Friday, December 14, 2012

Vaccine conspiracists

New poll finds vaccine conspiracism slightly more common among those who identify as Republican than those who identify as Democrats.

The different parts of the fiscal slope

EPI, from September, explains which parts of the fiscal slope are most significant in terms of immediate economic drag. This shows how looking at the total dollar numbers -- where the quantity of the expiring tax cuts is far larger than the quantity of cuts under the sequester -- leads our thinking a bit astray, I think (or at least it was leading mine astray).

NYT on torture

Michael Calderone looks at how the NYT is more willing to call waterboarding and other torture torture now that the Bush Administration is over.

Wednesday, December 12, 2012

Administration's horrible record on judges, part 214

Robert Kuttner's look at the sad history of the Obama administration's record on judicial appointments is perhaps even more depressing than these articles usually are. The White House incompetence is impressive.

I think the judicial nominations is one episode of the bigger story of  is the Obama administration doing what it thinks it needs to do right now, and neglecting the future. It's not good. I wrote about this last year in the context of the White House adopting right-wing economic messaging. They thought that's what the needed to do for the short term (I think that was incorrect), but the bigger problem was the long term damage they do to the case for progressive governance. I'd feel at least a bit better about the trade-off if it were clear that it is in fact a trade-off.

The judicial appointments problem, which is mostly a problem in the longer term (screw over future generations), is also one in the shorter term. That is, the Administration's failure to move the DC circuit somewhat left, for example, will likely hurt some of the Administration's own accomplishments, when the conservative judges at the court block agency rules. Not good.

The Public Editor

It bears noting that in Margaret Sullivan, we have a NYT public editor who on a range of issues just seems to get it. Her work on false balance persists, and she recently scored a huge victory by shaming the paper into sending a report to cover the Bradley Manning pre-trial hearing, leading to a front-page story. The possibility for progress here is immense.

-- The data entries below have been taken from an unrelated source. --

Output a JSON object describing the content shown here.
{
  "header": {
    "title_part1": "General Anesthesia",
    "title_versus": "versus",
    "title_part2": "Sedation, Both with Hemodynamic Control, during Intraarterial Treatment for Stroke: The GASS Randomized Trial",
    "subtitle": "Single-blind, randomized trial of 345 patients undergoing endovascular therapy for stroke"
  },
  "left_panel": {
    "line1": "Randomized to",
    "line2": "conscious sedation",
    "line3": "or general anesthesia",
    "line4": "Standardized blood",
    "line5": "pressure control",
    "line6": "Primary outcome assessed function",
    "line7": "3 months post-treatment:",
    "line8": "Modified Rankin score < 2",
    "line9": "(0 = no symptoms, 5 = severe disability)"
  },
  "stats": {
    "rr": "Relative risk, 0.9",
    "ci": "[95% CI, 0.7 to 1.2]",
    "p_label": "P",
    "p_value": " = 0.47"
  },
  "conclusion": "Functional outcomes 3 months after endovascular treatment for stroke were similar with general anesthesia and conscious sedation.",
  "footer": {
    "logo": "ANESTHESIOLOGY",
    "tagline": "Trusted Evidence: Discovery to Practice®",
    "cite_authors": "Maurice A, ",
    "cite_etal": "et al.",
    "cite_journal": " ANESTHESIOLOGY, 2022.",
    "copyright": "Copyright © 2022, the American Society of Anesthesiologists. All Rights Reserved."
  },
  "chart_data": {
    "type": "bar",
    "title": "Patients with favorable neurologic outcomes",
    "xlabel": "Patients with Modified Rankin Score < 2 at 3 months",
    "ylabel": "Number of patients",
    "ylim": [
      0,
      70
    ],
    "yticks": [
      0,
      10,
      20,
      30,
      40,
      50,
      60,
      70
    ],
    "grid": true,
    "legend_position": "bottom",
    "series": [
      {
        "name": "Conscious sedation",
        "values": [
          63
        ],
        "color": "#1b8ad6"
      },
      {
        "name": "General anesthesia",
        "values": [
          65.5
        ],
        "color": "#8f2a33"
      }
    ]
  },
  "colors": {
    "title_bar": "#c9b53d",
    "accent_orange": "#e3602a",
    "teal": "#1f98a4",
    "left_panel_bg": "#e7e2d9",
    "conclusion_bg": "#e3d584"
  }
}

Tuesday, December 11, 2012

Roger Cohen busted

Turns out Roger Cohen's unfortunate column the other day about how social media is for dweebs has another problem: he lifted the offending examples of oversharing that had supposedly so offended him and driven him to write the column from an old website, not from his real life.

(h/t Sam L).

Friday, December 07, 2012

Checking in on Mann / Orenstein

Dan Froomkin talks to Thomas Mann and Norm Orenstein, who used to get quoted constantly as right-ish thinkers, but now get less media attention after they dared say that the lies of the right far exceed the lies of the left. Also, they like to swear.

Wednesday, December 05, 2012

Gifting

Kim Severson goes with "gifted me with" in today's NYT. Now "gifting" as opposed to "giving" is hardly new. And we may be losing that battle. But the "gifted me with" seems particularly icky to me. A quick search shows that "gifted me" has shown in the NYT a ton, while "gifted me with" has so far popped up just a few times.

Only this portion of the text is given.